Pandemi sonrası dönem
Pandeminin ülkeye yayılmasıyla birlikte zaten azalmakta olan güven dibe vurdu. Merkez’in bulduğu yöntem ise piyasada artan döviz talebini kendi rezervlerinden karşılamak oldu. Mart ayında 29,7 milyar dolar swap borcu bulunan Merkez’in ekim ayındaki swap borcu 61,3 milyar dolara çıkmıştı. Ancak sadece swaplarla edinilen borçların piyasaya sürülmesi ateşi dindirmedi. Aynı zamanda Merkez kendi özkaynaklarını da dövizin ateşini dindirmek için kullandı. İlk vakanın duyurulduğu Mart ayında 72,5 milyar dolar olan brüt döviz rezervleri ekim ayında 42,3 milyar dolara kadar geriledi.

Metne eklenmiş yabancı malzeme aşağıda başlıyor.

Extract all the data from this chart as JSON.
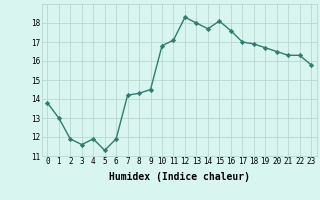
{
  "x": [
    0,
    1,
    2,
    3,
    4,
    5,
    6,
    7,
    8,
    9,
    10,
    11,
    12,
    13,
    14,
    15,
    16,
    17,
    18,
    19,
    20,
    21,
    22,
    23
  ],
  "y": [
    13.8,
    13.0,
    11.9,
    11.6,
    11.9,
    11.3,
    11.9,
    14.2,
    14.3,
    14.5,
    16.8,
    17.1,
    18.3,
    18.0,
    17.7,
    18.1,
    17.6,
    17.0,
    16.9,
    16.7,
    16.5,
    16.3,
    16.3,
    15.8
  ],
  "line_color": "#2e7d6e",
  "marker": "D",
  "marker_size": 2.2,
  "bg_color": "#d8f5f0",
  "grid_color": "#b8d8d2",
  "xlabel": "Humidex (Indice chaleur)",
  "ylim": [
    11,
    19
  ],
  "xlim": [
    -0.5,
    23.5
  ],
  "yticks": [
    11,
    12,
    13,
    14,
    15,
    16,
    17,
    18
  ],
  "xticks": [
    0,
    1,
    2,
    3,
    4,
    5,
    6,
    7,
    8,
    9,
    10,
    11,
    12,
    13,
    14,
    15,
    16,
    17,
    18,
    19,
    20,
    21,
    22,
    23
  ],
  "tick_fontsize": 5.5,
  "xlabel_fontsize": 7.0,
  "line_width": 1.0
}
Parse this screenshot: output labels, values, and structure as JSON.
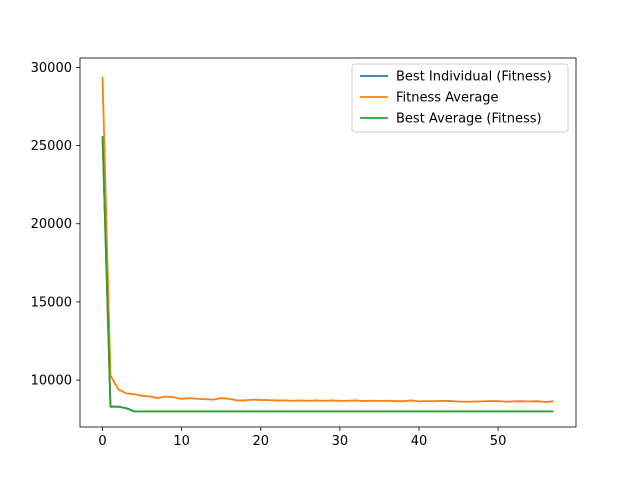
{
  "chart_data": {
    "type": "line",
    "title": "",
    "xlabel": "",
    "ylabel": "",
    "xlim": [
      -2.85,
      59.85
    ],
    "ylim": [
      7000,
      30600
    ],
    "xticks": [
      0,
      10,
      20,
      30,
      40,
      50
    ],
    "yticks": [
      10000,
      15000,
      20000,
      25000,
      30000
    ],
    "grid": false,
    "legend": "top-right",
    "series": [
      {
        "name": "Best Individual (Fitness)",
        "color": "#1f77b4",
        "x": [
          0,
          1,
          2,
          3,
          4,
          5,
          6,
          7,
          8,
          9,
          10,
          11,
          12,
          13,
          14,
          15,
          16,
          17,
          18,
          19,
          20,
          21,
          22,
          23,
          24,
          25,
          26,
          27,
          28,
          29,
          30,
          31,
          32,
          33,
          34,
          35,
          36,
          37,
          38,
          39,
          40,
          41,
          42,
          43,
          44,
          45,
          46,
          47,
          48,
          49,
          50,
          51,
          52,
          53,
          54,
          55,
          56,
          57
        ],
        "values": [
          25600,
          8300,
          8300,
          8200,
          8000,
          8000,
          8000,
          8000,
          8000,
          8000,
          8000,
          8000,
          8000,
          8000,
          8000,
          8000,
          8000,
          8000,
          8000,
          8000,
          8000,
          8000,
          8000,
          8000,
          8000,
          8000,
          8000,
          8000,
          8000,
          8000,
          8000,
          8000,
          8000,
          8000,
          8000,
          8000,
          8000,
          8000,
          8000,
          8000,
          8000,
          8000,
          8000,
          8000,
          8000,
          8000,
          8000,
          8000,
          8000,
          8000,
          8000,
          8000,
          8000,
          8000,
          8000,
          8000,
          8000,
          8000
        ]
      },
      {
        "name": "Fitness Average",
        "color": "#ff7f0e",
        "x": [
          0,
          1,
          2,
          3,
          4,
          5,
          6,
          7,
          8,
          9,
          10,
          11,
          12,
          13,
          14,
          15,
          16,
          17,
          18,
          19,
          20,
          21,
          22,
          23,
          24,
          25,
          26,
          27,
          28,
          29,
          30,
          31,
          32,
          33,
          34,
          35,
          36,
          37,
          38,
          39,
          40,
          41,
          42,
          43,
          44,
          45,
          46,
          47,
          48,
          49,
          50,
          51,
          52,
          53,
          54,
          55,
          56,
          57
        ],
        "values": [
          29400,
          10300,
          9400,
          9150,
          9100,
          9000,
          8950,
          8850,
          8950,
          8900,
          8800,
          8850,
          8800,
          8780,
          8750,
          8850,
          8800,
          8700,
          8700,
          8750,
          8730,
          8720,
          8700,
          8700,
          8680,
          8700,
          8680,
          8700,
          8680,
          8700,
          8670,
          8680,
          8700,
          8660,
          8680,
          8670,
          8680,
          8650,
          8650,
          8700,
          8640,
          8650,
          8650,
          8670,
          8660,
          8630,
          8620,
          8630,
          8640,
          8660,
          8660,
          8620,
          8640,
          8650,
          8640,
          8650,
          8600,
          8650
        ]
      },
      {
        "name": "Best Average (Fitness)",
        "color": "#2ca02c",
        "x": [
          0,
          1,
          2,
          3,
          4,
          5,
          6,
          7,
          8,
          9,
          10,
          11,
          12,
          13,
          14,
          15,
          16,
          17,
          18,
          19,
          20,
          21,
          22,
          23,
          24,
          25,
          26,
          27,
          28,
          29,
          30,
          31,
          32,
          33,
          34,
          35,
          36,
          37,
          38,
          39,
          40,
          41,
          42,
          43,
          44,
          45,
          46,
          47,
          48,
          49,
          50,
          51,
          52,
          53,
          54,
          55,
          56,
          57
        ],
        "values": [
          25600,
          8300,
          8300,
          8200,
          8000,
          8000,
          8000,
          8000,
          8000,
          8000,
          8000,
          8000,
          8000,
          8000,
          8000,
          8000,
          8000,
          8000,
          8000,
          8000,
          8000,
          8000,
          8000,
          8000,
          8000,
          8000,
          8000,
          8000,
          8000,
          8000,
          8000,
          8000,
          8000,
          8000,
          8000,
          8000,
          8000,
          8000,
          8000,
          8000,
          8000,
          8000,
          8000,
          8000,
          8000,
          8000,
          8000,
          8000,
          8000,
          8000,
          8000,
          8000,
          8000,
          8000,
          8000,
          8000,
          8000,
          8000
        ]
      }
    ]
  }
}
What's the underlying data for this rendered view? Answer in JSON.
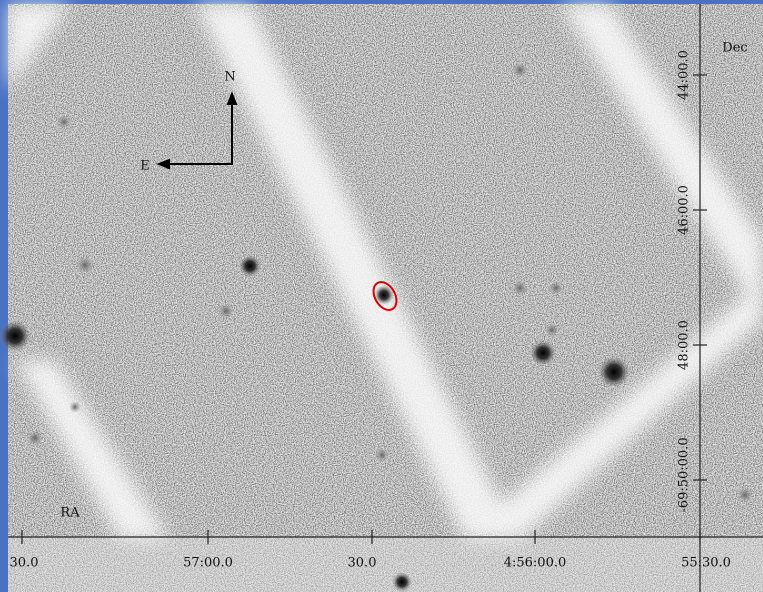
{
  "compass": {
    "north": "N",
    "east": "E"
  },
  "axes": {
    "dec_label": "Dec",
    "ra_label": "RA",
    "dec_ticks": [
      "44:00.0",
      "46:00.0",
      "48:00.0",
      "-69:50:00.0"
    ],
    "ra_ticks": [
      "30.0",
      "57:00.0",
      "30.0",
      "4:56:00.0",
      "55:30.0"
    ]
  }
}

Özetleyecek olursak, Mart’ta 29,7 milyar doları swaplarla şişirilmiş 72,5 milyar olan döviz rezervi vardı. Ekimde ise 61,3 milyar dolarlık swap borcuna karşılık kasada 42,3 milyar dolar kalmıştı. Swapları ödemeye kalksa Merkez’in kaynakları tümüyle bitmişti. Merkez Bankası kendi borcunu dahi ancak yeniden borçlanarak ödeyebilecek durumdaydı.
Kurda 6,85 TL ısrarı
Bu dönemde Albayrak ve Uysal döneminin en tartışmalı kararı dolar kurunda 6,85 TL’nin ısrarla savunulduğu yaz dönemi oldu. Haziran başından temmuz sonuna kadar piyasaya satılan döviz rezervleriyle dolar kuru 6,85 TL’den yukarıyı görmedi. Bugün tartışılan politika da buydu. Zira tüm kesimler buldukları TL’yi dolara çeviriyordu ancak artan bu kadar talebe rağmen dolar kuru 1 kuruş oynamıyordu. Üstelik Merkez’in rezervinin günden güne eridiği de her hafta Perşembe günü yayımlanan istatistiklerle ortaya çıkıyordu. Rezervler eridikçe dolar talebi artıyor, kurun yakın zamanda kontrolden çıkacağı tüm kesimler tarafından biliniyordu. Haziran ayında yurtiçinde yerleşiklerin bankalarda tuttuğu 202 milyar dolarlık döviz ve altın hesaplarının büyüklüğü sadece 4 ay sonra ekim ayında 221,5 milyar dolara kadar yükseldi.
Ağustosta kur patladı
Herkesin aylardır yaptığı uyarılar dinlenmedi. Rezervler bir inat uğruna harcandı. Üstelik Erdoğan’ın iddia ettiğinin aksine dolar kuru da kontrol edilemedi. Beklenen oldu, ağustosun başında 6,85 TL direnci kırıldı. Cin şişeden çıkmıştı, artık her geçen gün dolar kuru yeni rekorlar kırıyordu. Albayrak’ın istifasıyla noktalanan bu süreçte dolar kuru 8,51 TL ile tarihi rekorunu kıracaktı.
***
Bugünün geleceği pandemi öncesinden belliydi
Erdoğan yaşananların sorumluluğunu kendisi dışında gelişen pandemiye yıksa da, politika hataları pandeminin Türkiye'de yayılmaya başladığı mart ayından çok önce görülmeya başlamıştı. Henüz pandeminin görülmediği Temmuz 2019 ile Mart 2020 arasında ihtiyat akçesi iç edildi, Merkez'in döviz rezervlerinin yüzde 26'sı eridi. Pandemiyle beraber ise her şey daha da kötüye gitti.